TITLE: Understanding intermediate layers using linear classifier probes
AUTHOR: Guillaume Alain, Yoshua Bengio
ASSOCIATION: Université de Montréal
FROM: arXiv:1610.01644
CONTRIBUTIONS
The concept of the linear classifier probe (probe) is introduced to understand the roles of the intermediate layers of a neural network, to measure how much information is gained at every layer (answer : technically, none). This powerful concept can be very useful to understand the dynamics involved in a deep neural network during training and after.
Linear Classifier Probes
Probes
The probes are implemented in a very simple manner, that using a fully-connected layer and a softmax as a linear classifier. The classifier’s error takes NO part in the back-propagation process and is only used to measure the features’ ability of solving classification problems, which are extracted from different layers of different depth in the network.
Probes on untrained model
Given an untrained network, the probes are set to see whether each layer would give useful features for a classification task. The data is generated from a Gaussian distribution, a very easy task.

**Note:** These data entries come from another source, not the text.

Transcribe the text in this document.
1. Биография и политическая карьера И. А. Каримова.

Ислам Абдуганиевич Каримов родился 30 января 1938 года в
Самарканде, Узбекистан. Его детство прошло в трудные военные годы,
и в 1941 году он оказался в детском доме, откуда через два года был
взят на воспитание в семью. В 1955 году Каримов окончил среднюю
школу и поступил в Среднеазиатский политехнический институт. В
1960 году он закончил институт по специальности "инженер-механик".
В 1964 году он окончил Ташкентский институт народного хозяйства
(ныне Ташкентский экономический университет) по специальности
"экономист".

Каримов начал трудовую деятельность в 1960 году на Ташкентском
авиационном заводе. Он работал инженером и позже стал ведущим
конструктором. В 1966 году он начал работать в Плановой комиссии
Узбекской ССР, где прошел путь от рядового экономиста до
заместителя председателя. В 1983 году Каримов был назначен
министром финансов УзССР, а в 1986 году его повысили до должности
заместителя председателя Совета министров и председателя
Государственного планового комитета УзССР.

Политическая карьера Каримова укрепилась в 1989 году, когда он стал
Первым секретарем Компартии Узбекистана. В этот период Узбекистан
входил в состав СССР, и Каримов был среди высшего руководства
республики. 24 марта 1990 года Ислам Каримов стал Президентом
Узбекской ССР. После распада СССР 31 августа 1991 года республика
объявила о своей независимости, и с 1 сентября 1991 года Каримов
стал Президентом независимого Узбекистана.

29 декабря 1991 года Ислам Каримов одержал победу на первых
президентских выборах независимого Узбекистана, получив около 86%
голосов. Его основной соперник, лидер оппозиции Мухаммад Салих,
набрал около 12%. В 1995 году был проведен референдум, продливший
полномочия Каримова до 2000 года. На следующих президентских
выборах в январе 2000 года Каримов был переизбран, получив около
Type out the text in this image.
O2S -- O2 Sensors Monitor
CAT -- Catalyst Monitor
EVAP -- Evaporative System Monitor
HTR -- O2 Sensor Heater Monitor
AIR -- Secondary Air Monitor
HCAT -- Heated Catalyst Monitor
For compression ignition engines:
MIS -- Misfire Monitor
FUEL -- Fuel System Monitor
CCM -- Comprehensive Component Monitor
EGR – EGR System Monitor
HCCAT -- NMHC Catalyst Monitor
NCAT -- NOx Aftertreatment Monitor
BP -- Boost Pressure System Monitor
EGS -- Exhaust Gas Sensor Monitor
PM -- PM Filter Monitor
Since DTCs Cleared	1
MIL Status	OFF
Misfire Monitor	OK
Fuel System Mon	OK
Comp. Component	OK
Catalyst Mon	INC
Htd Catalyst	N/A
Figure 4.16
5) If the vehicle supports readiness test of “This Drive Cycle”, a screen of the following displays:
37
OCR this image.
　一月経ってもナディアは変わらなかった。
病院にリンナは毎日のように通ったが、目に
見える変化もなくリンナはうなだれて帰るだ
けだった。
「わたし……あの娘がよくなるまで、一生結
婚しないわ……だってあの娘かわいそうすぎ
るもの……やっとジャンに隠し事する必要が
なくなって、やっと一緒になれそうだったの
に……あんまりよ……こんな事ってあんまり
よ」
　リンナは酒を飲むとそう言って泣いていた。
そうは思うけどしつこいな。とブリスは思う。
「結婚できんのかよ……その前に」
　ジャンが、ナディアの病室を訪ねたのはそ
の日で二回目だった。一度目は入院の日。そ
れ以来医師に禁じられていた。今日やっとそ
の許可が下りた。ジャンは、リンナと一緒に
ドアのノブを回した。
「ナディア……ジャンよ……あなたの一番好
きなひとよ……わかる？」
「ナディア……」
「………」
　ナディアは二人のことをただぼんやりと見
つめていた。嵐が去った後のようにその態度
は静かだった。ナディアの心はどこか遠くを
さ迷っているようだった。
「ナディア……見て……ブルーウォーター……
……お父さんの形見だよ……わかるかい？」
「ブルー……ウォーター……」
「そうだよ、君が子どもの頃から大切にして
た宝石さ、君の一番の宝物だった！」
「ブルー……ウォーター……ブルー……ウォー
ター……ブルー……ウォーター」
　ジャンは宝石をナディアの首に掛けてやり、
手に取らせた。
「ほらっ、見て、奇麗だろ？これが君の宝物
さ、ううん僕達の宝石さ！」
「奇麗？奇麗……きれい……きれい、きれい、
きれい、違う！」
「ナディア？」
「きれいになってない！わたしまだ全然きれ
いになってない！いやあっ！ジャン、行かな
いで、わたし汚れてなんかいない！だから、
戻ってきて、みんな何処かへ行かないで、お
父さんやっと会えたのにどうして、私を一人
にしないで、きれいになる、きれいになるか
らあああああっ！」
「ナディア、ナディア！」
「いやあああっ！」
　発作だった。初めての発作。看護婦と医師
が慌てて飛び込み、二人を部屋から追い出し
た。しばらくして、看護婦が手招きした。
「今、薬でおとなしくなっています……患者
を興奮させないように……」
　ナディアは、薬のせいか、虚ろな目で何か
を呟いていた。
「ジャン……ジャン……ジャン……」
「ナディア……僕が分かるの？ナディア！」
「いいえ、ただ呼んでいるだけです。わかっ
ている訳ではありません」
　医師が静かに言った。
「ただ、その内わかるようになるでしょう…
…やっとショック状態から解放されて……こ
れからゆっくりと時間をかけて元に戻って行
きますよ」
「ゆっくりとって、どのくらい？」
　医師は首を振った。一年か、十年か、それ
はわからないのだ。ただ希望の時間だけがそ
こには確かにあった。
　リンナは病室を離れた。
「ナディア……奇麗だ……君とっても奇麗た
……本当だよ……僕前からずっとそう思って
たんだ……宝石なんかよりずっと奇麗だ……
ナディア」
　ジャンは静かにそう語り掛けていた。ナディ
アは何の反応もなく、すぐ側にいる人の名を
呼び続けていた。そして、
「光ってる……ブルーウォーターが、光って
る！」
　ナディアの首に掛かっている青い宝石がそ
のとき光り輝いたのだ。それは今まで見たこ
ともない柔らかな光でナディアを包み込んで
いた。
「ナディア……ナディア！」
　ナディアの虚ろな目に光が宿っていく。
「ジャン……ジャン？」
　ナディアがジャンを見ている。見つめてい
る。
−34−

The probe to layer 0 corresponding to the raw data are able to classify perfectly. And the performance degrades when applying random transformations brought by the intermediate layers. The phenomenon indicates that at the beginning on training, the usefulness of layers decays as we go deeper, reaching the point where the deeper layers are utterly useless. The authors give a very strong claim: garbage forwardprop, garbage backprop
Auxiliary loss branches and skip connections
From the experiment in the paper, it seems that Auxiliary loss branches help make the untrainable model trainable.
From another experiment, if we added a bridge (a skip connection) between layer 0 and layer 64, the model completely ignores layers 1-63. The following figure illustrates the phenomenon.
Some Ideas
- the probes can be used to visualize the role of each layers.
- ResNet is really necessary? Why it works if the skip will ignore the layers it covers.
- Training stage by stage could be very useful when a very deep network is use.